Yes, upon closer inspection, it does indeed seem to require a valid login.
It also spits out a 401 amid a flurry of 302s, so that is odd...I've asked folks to dig deeper to see if we can get wget to be happy without the --auth-no-challenge=on option set.
Perhaps there is something in the way we're making the authentication request to URS...

You do not need to a HEAD request to get a filesize.  In fact, bad form to do so ( in my opinion :grin: )

The file_search API does not require authentication and can be used to retrieve information about a file.
For example:
https://oceandata.sci.gsfc.nasa.gov/api/file_search?search=V2020001020000.L1A_SNPP.nc&format=json
will return:
{"V2020001020000.L1A_SNPP.nc":{"cdate":"2020-01-03 13:34:00","checksum":"sha1:54ab2d38004208ad9612ba4581357686dc8071d0","getfile":"https:\/\/oceandata.sci.gsfc.nasa.gov\/ob\/getfile","size":386400944}}

If you are less specific in the search parameters, you'll get a JSON output with the information for all the files that match your search.

Regards,
Sean

Issues with wget authentication

Posted: Tue Jan 28, 2020 5:48 pm America/New_York
by earthengine_urs
Thanks, Sean. This looks promising, but I'm hitting a weird snag. Using wget on such URLs works fine, but fetching them using our internal system returns a 403 and this:

<!DOCTYPE html><html lang="en-US"><head><meta http-equiv="content-type" content="text/html;charset=utf-8"><meta name="ROBOTS" content="NOARCHIVE"><title>ERROR @ OceanColor Biology Processing Group (OBPG)</title></head><body link=#323232 vlink=#323232 alink=#323232 style="background-color:#ffffff; color:#323232; font-size:175%"><br><hr color=#323232><center><h1><b>.:. ERROR .:.</b></h1><h2>OceanColor Biology Processing Group (OBPG)</h2><blockquote>Sorry, an error has occurred.

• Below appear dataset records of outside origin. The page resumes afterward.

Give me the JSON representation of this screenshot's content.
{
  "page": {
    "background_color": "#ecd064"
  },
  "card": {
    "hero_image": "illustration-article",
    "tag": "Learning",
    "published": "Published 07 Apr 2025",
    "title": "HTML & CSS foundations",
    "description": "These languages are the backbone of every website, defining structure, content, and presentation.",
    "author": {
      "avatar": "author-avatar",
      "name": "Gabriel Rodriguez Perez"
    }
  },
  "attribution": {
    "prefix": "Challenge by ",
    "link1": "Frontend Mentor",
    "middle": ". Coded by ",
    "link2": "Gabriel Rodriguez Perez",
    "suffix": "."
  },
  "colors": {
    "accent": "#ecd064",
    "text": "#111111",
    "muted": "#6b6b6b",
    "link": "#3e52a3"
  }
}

Use the back button to return to the previous page or go to the <a href="https://oceancolor.gsfc.nasa.gov">Ocean Color Home Page</a>.</blockquote><br><hr color= #323232></body></html>

Do you happen to have some IP blocks, maybe?

Thanks,
Simon

Issues with wget authentication

Posted: Tue Jan 28, 2020 6:34 pm America/New_York
by OB.DAACx - SeanBailey
It is possible to get hit by a network block, but if you're seeing the error page, you're not (yet) blocked (hit it enough and you may get blocked).  More likely there is an issue with the request you're making.  Without seeing exactly what you're asking for, I can't say what that issue would be.

Sean

Issues with wget authentication

Posted: Tue Jan 28, 2020 7:54 pm America/New_York
by earthengine_urs
I'm able to repeat the request with the exact same headers without issues from my desktop, so I'm kinda stumped. Could you look in nginx's error logs to see if there are any details? The URL I tried was:

https://oceandata.sci.gsfc.nasa.gov/api/file_search?search=A2020014.L3m_DAY_CHL_chlor_a_4km.nc&format=json

BTW, is the information about file size.date exported to NASA CMR?

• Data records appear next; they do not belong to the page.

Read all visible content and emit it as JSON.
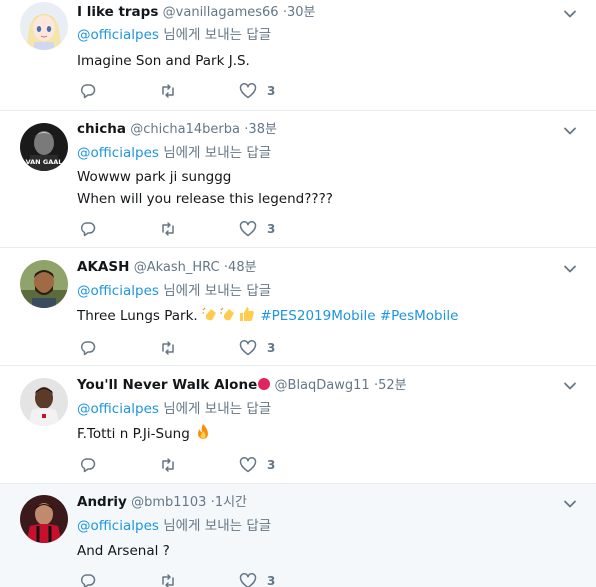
{
  "replying_suffix": "님에게 보내는 답글",
  "tweets": [
    {
      "name": "I like traps",
      "handle": "@vanillagames66",
      "time": "30분",
      "reply_to": "@officialpes",
      "lines": [
        "Imagine Son and Park J.S."
      ],
      "likes": "3",
      "avatar": "anime-avatar"
    },
    {
      "name": "chicha",
      "handle": "@chicha14berba",
      "time": "38분",
      "reply_to": "@officialpes",
      "lines": [
        "Wowww park ji sunggg",
        "When will you release this legend????"
      ],
      "likes": "3",
      "avatar": "van-gaal-avatar",
      "avatar_text": "VAN GAAL"
    },
    {
      "name": "AKASH",
      "handle": "@Akash_HRC",
      "time": "48분",
      "reply_to": "@officialpes",
      "text_plain": "Three Lungs Park. ",
      "hashtags": [
        "#PES2019Mobile",
        "#PesMobile"
      ],
      "likes": "3",
      "avatar": "bearded-man-avatar"
    },
    {
      "name": "You'll Never Walk Alone",
      "handle": "@BlaqDawg11",
      "time": "52분",
      "reply_to": "@officialpes",
      "lines": [
        "F.Totti n P.Ji-Sung "
      ],
      "likes": "3",
      "avatar": "footballer-avatar"
    },
    {
      "name": "Andriy",
      "handle": "@bmb1103",
      "time": "1시간",
      "reply_to": "@officialpes",
      "lines": [
        "And Arsenal ?"
      ],
      "likes": "3",
      "avatar": "red-jersey-avatar"
    }
  ],
  "colors": {
    "link": "#1b95e0",
    "muted": "#657786",
    "text": "#14171a",
    "divider": "#e6ecf0",
    "highlight_bg": "#f5f8fa"
  }
}
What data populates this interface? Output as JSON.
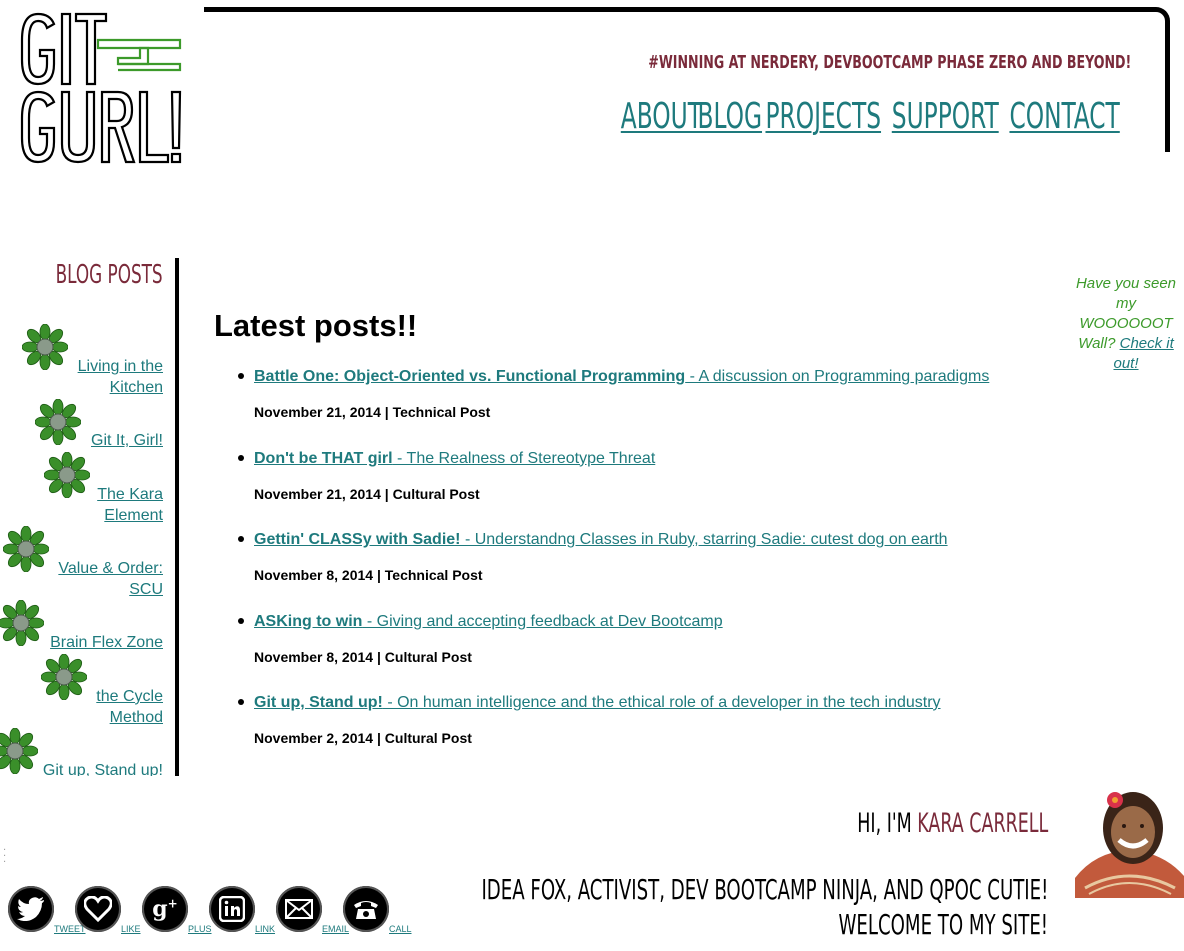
{
  "logo": {
    "line1": "GIT",
    "line2": "GURL!"
  },
  "header": {
    "tagline": "#WINNING AT NERDERY, DEVBOOTCAMP PHASE ZERO AND BEYOND!",
    "nav": [
      "ABOUT",
      "BLOG",
      "PROJECTS",
      "SUPPORT",
      "CONTACT"
    ]
  },
  "sidebar": {
    "title": "BLOG POSTS",
    "items": [
      {
        "label": "Living in the Kitchen"
      },
      {
        "label": "Git It, Girl!"
      },
      {
        "label": "The Kara Element"
      },
      {
        "label": "Value & Order: SCU"
      },
      {
        "label": "Brain Flex Zone"
      },
      {
        "label": "the Cycle Method"
      },
      {
        "label": "Git up, Stand up!"
      }
    ]
  },
  "main": {
    "title": "Latest posts!!",
    "posts": [
      {
        "title": "Battle One: Object-Oriented vs. Functional Programming",
        "desc": " - A discussion on Programming paradigms",
        "date": "November 21, 2014",
        "category": "Technical Post"
      },
      {
        "title": "Don't be THAT girl",
        "desc": " - The Realness of Stereotype Threat",
        "date": "November 21, 2014",
        "category": "Cultural Post"
      },
      {
        "title": "Gettin' CLASSy with Sadie!",
        "desc": " - Understandng Classes in Ruby, starring Sadie: cutest dog on earth",
        "date": "November 8, 2014",
        "category": "Technical Post"
      },
      {
        "title": "ASKing to win",
        "desc": " - Giving and accepting feedback at Dev Bootcamp",
        "date": "November 8, 2014",
        "category": "Cultural Post"
      },
      {
        "title": "Git up, Stand up!",
        "desc": " - On human intelligence and the ethical role of a developer in the tech industry",
        "date": "November 2, 2014",
        "category": "Cultural Post"
      }
    ]
  },
  "wall_note": {
    "text": "Have you seen my WOOOOOOT Wall?",
    "link": "Check it out!"
  },
  "bio": {
    "greeting": "HI, I'M ",
    "name": "KARA CARRELL",
    "line1": "IDEA FOX, ACTIVIST, DEV BOOTCAMP NINJA, AND QPOC CUTIE!",
    "line2": "WELCOME TO MY SITE!"
  },
  "social": [
    {
      "icon": "twitter-icon",
      "label": "TWEET"
    },
    {
      "icon": "heart-icon",
      "label": "LIKE"
    },
    {
      "icon": "google-plus-icon",
      "label": "PLUS"
    },
    {
      "icon": "linkedin-icon",
      "label": "LINK"
    },
    {
      "icon": "email-icon",
      "label": "EMAIL"
    },
    {
      "icon": "phone-icon",
      "label": "CALL"
    }
  ],
  "colors": {
    "teal": "#1e7a7d",
    "maroon": "#7a2a3a",
    "green": "#3c9a2a"
  }
}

Issues with wget authentication

Posted: Wed Jan 29, 2020 12:08 pm America/New_York
by OB.DAACx - SeanBailey
Simon,

Would your internal system be seen as crawl-????.googlebot.com?  If so, then yes, you're being denied access to our search API.

Yes, the information returned by the API for filesize, etc. should match the corresponding information we provide to CMR.

Sean

Issues with wget authentication

Posted: Wed Jan 29, 2020 12:13 pm America/New_York
by earthengine_urs
Sean,

Yes, crawl-????.googlebot.com sounds right. If it's impossible to unblock it, I'll try CMR.

Issues with wget authentication

Posted: Wed Jan 29, 2020 1:19 pm America/New_York
by gnwiii
GNU wget's bugzilla has a new take on the use of --auth-no-challenge=on, arguing that there is no real security advantage, that the extra request has low cost/benefit, and that curl already defaults to wget's --auth-no-challenge=on behaviour.   I expect such a change is more likely to appear in wget2.